Reputation:
Im struggling with scraping a few pages ... it happens when the structure of the page implies a lot of nested divs... Here is the code page:
<div>
<section class="ui-accordion-header ui-state-default ui-corner-all ui-accordion-icons" role="tab" id="ui-id-1" aria-controls="ui-id-2" aria-selected="false" aria-expanded="false" tabindex="0"><span class="ui-accordion-header-icon ui-icon ui-icon-triangle-1-e"></span>
<div class="detail-avocat">
<div class="nom-avocat">Me <span class="avocat_name">NAME </span></div>
<div class="type-avocat">Avocat postulant au Tribunal Judiciaire</div>
</div>
<div class="more-info">Plus d'informations</div>
</section>
<div class="ui-accordion-content ui-helper-reset ui-widget-content ui-corner-bottom" style="display: none;" id="ui-id-2" aria-labelledby="ui-id-1" role="tabpanel" aria-hidden="true">
<div class="details">
<div class="detail-avocat-row ">
<div class="detail-avocat-content overflow-h">
<span>Structure :</span>
<div>
<p>Cabinet individuel NAME</p>
</div>
</div>
</div>
<div class="detail-avocat-row ">
<div class="detail-avocat-content overflow-h">
<span>Adresse :</span>
<div>
<p>21 rue Belle Isle 57000 VILLE</p>
</div>
</div>
</div>
<div class="detail-avocat-row ">
<div class="detail-avocat-content overflow-h">
<span>Mail :</span>
<div>
<p>[email protected]</p>
</div>
</div>
</div>
<div class="detail-avocat-row">
<div class="detail-avocat-content overflow-h">
<span>Tél :</span>
<div>
<p>Telnum</p>
</div>
</div>
</div>
<div class="detail-avocat-row">
<div class="detail-avocat-content overflow-h">
<span>Fax :</span>
<div>
<p> </p>
</div>
</div>
</div>
<div class="contact-avocat"> <a href="mailto:[email protected]">Contacter</a> </div>
</div>
</div>
</div>
And here is my python code:
divtel = self.driver.find_elements(by=By.XPATH,
value=f'//div[@class="detail-avocat-content overflow-h"]/div/p')#div[@class="detail-avocat-content overflow-h"]')
for p in divtel:
print(p.text)
It doesnt print anything...with other similar pages it prints the text but in this case it doesnt altough there is text in the nested span and div/p . Do you know why?

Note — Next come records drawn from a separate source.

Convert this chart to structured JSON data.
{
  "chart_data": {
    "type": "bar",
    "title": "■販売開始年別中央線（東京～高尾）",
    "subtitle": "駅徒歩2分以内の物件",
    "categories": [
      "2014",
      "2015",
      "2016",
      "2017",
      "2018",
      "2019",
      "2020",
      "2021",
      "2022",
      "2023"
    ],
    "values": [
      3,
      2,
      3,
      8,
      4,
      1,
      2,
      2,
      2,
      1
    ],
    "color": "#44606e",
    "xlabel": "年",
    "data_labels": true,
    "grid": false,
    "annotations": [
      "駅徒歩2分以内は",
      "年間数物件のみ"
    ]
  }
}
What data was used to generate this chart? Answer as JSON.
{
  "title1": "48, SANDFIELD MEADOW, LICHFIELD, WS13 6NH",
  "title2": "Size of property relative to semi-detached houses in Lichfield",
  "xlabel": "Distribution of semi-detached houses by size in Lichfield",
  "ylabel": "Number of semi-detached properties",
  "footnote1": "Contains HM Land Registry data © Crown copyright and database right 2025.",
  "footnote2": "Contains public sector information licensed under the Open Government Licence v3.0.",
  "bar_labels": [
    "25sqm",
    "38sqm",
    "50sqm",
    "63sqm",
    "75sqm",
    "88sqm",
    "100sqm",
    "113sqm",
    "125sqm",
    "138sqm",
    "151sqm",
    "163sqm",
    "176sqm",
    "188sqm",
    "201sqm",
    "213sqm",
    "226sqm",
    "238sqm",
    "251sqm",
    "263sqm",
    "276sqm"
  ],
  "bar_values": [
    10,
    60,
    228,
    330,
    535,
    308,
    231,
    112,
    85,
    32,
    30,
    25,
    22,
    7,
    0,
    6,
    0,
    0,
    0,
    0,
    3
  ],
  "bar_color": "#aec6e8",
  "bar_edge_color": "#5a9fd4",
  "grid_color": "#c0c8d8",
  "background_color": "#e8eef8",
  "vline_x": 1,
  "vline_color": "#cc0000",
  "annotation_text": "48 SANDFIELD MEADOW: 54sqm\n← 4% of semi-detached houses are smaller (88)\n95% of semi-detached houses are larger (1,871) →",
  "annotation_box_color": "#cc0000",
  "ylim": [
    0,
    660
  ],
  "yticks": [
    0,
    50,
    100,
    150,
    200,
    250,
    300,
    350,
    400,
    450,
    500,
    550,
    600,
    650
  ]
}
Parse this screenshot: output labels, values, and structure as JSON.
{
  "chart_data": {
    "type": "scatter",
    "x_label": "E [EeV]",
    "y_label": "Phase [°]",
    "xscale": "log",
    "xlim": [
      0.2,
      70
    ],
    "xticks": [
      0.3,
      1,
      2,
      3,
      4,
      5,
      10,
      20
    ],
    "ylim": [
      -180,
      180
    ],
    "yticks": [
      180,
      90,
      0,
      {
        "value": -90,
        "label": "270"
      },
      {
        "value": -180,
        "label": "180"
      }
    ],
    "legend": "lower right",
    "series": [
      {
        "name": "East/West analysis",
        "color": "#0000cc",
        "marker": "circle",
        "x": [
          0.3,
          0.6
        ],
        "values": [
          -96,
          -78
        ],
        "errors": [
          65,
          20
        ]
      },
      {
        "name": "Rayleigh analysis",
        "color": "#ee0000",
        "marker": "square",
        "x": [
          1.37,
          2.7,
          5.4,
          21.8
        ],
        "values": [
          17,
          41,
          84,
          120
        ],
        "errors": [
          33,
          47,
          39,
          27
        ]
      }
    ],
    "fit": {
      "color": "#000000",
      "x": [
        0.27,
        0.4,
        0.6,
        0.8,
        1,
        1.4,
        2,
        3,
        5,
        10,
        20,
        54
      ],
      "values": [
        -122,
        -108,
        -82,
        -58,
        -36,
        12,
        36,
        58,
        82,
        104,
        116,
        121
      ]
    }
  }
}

How can i resolve my problem please? thank you
Upvotes: 1
Views: 79
Reputation: 3547
The method .text
works only when the webelement containing the text is visible in the webpage. If otherwise the webelement is hidden, you have to use .get_attribute('innerText')
or .get_attribute('textContent')
or .get_attribute('innerHTML')
(see here for difference between them). So for example change
print(p.text)
to
print(p.get_attribute('innerText'))
Upvotes: 0